Toni Long, M.D. – Top Doctors 2015

Obstetrics and Gynecology, Eisenhower George and Julia Argyros Health Center

Cynthia Rubin Health & Wellness, Top Doctors, Watch & Listen - Health & Wellness

 

Something fundamental attracted Toni Long to obstetrics and gynecology. “It’s primary care, it’s educating women about so many things in their lives, and it’s everything from surgery to obstetrics to birth control,” she says — but she liked delivering babies the best. “What’s better than bringing new life into the world?”

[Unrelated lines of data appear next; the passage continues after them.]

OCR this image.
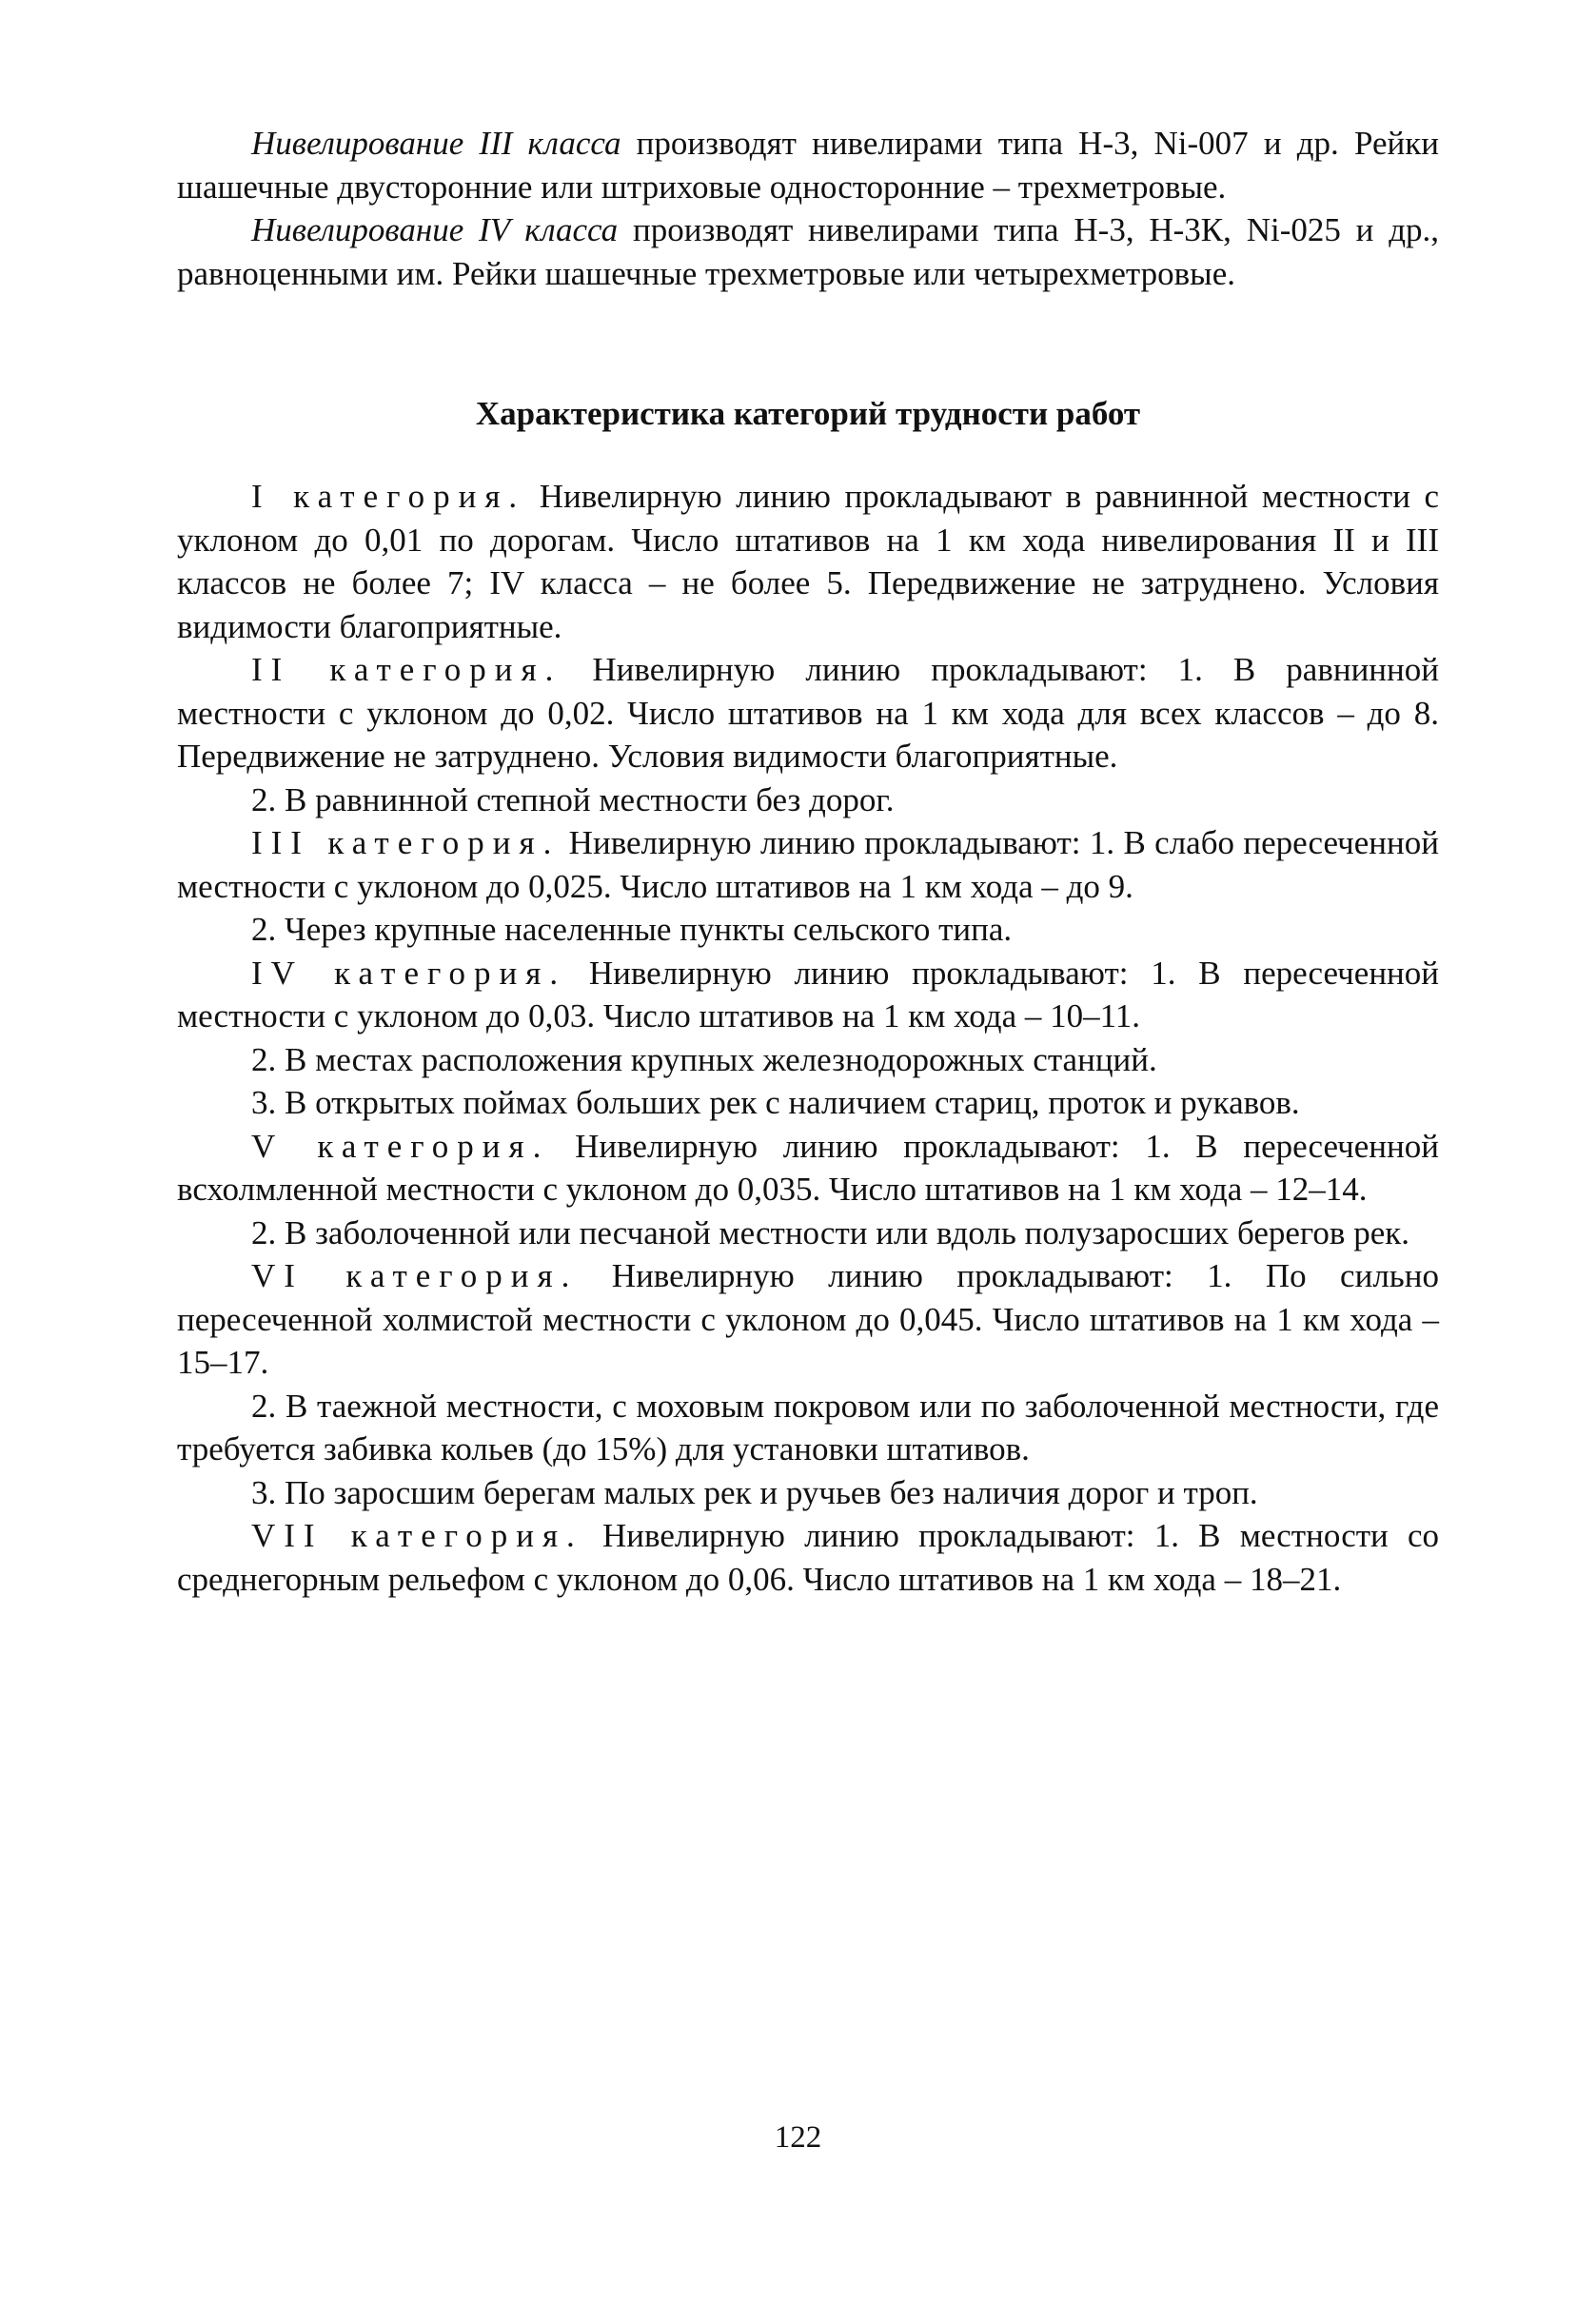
Нивелирование III класса производят нивелирами типа Н-3, Ni-007 и др. Рейки шашечные двусторонние или штриховые односторонние – трехметровые.

Нивелирование IV класса производят нивелирами типа Н-3, Н-3К, Ni-025 и др., равноценными им. Рейки шашечные трехметровые или четырехметровые.

Характеристика категорий трудности работ

I категория. Нивелирную линию прокладывают в равнинной местности с уклоном до 0,01 по дорогам. Число штативов на 1 км хода нивелирования II и III классов не более 7; IV класса – не более 5. Передвижение не затруднено. Условия видимости благоприятные.

II категория. Нивелирную линию прокладывают: 1. В равнинной местности с уклоном до 0,02. Число штативов на 1 км хода для всех классов – до 8. Передвижение не затруднено. Условия видимости благоприятные.

2. В равнинной степной местности без дорог.

III категория. Нивелирную линию прокладывают: 1. В слабо пересеченной местности с уклоном до 0,025. Число штативов на 1 км хода – до 9.

2. Через крупные населенные пункты сельского типа.

IV категория. Нивелирную линию прокладывают: 1. В пересеченной местности с уклоном до 0,03. Число штативов на 1 км хода – 10–11.

2. В местах расположения крупных железнодорожных станций.

3. В открытых поймах больших рек с наличием стариц, проток и рукавов.

V категория. Нивелирную линию прокладывают: 1. В пересеченной всхолмленной местности с уклоном до 0,035. Число штативов на 1 км хода – 12–14.

2. В заболоченной или песчаной местности или вдоль полузаросших берегов рек.

VI категория. Нивелирную линию прокладывают: 1. По сильно пересеченной холмистой местности с уклоном до 0,045. Число штативов на 1 км хода – 15–17.

2. В таежной местности, с моховым покровом или по заболоченной местности, где требуется забивка кольев (до 15%) для установки штативов.

3. По заросшим берегам малых рек и ручьев без наличия дорог и троп.

VII категория. Нивелирную линию прокладывают: 1. В местности со среднегорным рельефом с уклоном до 0,06. Число штативов на 1 км хода – 18–21.

122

In 2012, after 22 years, she switched focus and left a hospital-based practice in Santa Monica for the Eisenhower George and Julia Argyros Health Center in La Quinta. It’s an outpatient office whose typical patients are older women with aging-related issues like hormone imbalance, pelvic prolapse, urinary incontinence, and menopause.

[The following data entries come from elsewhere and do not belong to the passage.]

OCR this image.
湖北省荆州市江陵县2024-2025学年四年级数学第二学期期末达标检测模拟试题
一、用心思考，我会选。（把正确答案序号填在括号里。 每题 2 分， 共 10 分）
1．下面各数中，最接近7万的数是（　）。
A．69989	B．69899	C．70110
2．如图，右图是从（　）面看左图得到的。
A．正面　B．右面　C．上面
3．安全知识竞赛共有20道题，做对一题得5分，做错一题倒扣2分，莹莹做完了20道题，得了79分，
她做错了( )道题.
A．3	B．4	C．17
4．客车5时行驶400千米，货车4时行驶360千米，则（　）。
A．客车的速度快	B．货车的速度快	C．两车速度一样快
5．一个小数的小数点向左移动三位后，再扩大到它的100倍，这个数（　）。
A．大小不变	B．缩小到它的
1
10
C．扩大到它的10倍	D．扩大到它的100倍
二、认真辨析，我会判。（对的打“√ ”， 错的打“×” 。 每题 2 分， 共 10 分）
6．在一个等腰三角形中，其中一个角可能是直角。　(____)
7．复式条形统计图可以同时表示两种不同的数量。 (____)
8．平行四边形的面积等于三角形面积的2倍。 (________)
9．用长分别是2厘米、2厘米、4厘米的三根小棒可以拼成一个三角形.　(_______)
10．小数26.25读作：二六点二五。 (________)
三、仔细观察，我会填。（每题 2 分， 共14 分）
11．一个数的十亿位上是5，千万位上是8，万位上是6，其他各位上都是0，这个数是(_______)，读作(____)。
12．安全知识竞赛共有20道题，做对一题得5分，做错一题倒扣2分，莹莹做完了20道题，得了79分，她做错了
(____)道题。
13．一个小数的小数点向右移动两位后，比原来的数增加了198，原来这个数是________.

“As I’ve matured, my patients have matured,” Long notes. “Now, I’m trying to improve quality of life. I’m 56, so when we’re talking about menopause and hormones, I can relate.”

Her ability to relate is partly what drew Long into medicine itself. Suffering from health problems as a child, she got an early front-row view of the profession. “I was exposed to a career that seemed wonderfully relevant,” she says, “and the chance to actually do something important and make an impact in a person’s life.”

As a doctor, she’s kept to that priority, refusing to let the “glitz of technology” detract from one-on-one time with patients. She is excited advances like customized gene therapy “could someday help us more accurately diagnose, treat, and maybe even prevent some diseases,” she says. “Patients want a doctor with compassion, who empathizes with their condition. I sit and talk with women; I’m not sitting with my computer,” she adds. “Patients come in and immediately share their most intimate concerns and fears; they are literally naked. It’s important they feel they’re talking to an authentic human being who really is listening and will talk to them on a straightforward level so they feel heard.”

That’s going a bit against the grain in a healthcare world that values efficiency and the bottom line.

“But I tell people that being a doctor is sometimes like being a parent,” says Long, who’s now married but has an 18-year-old daughter she adopted as a single mother. “You sometimes have to make tough decisions, whether people like it or not.”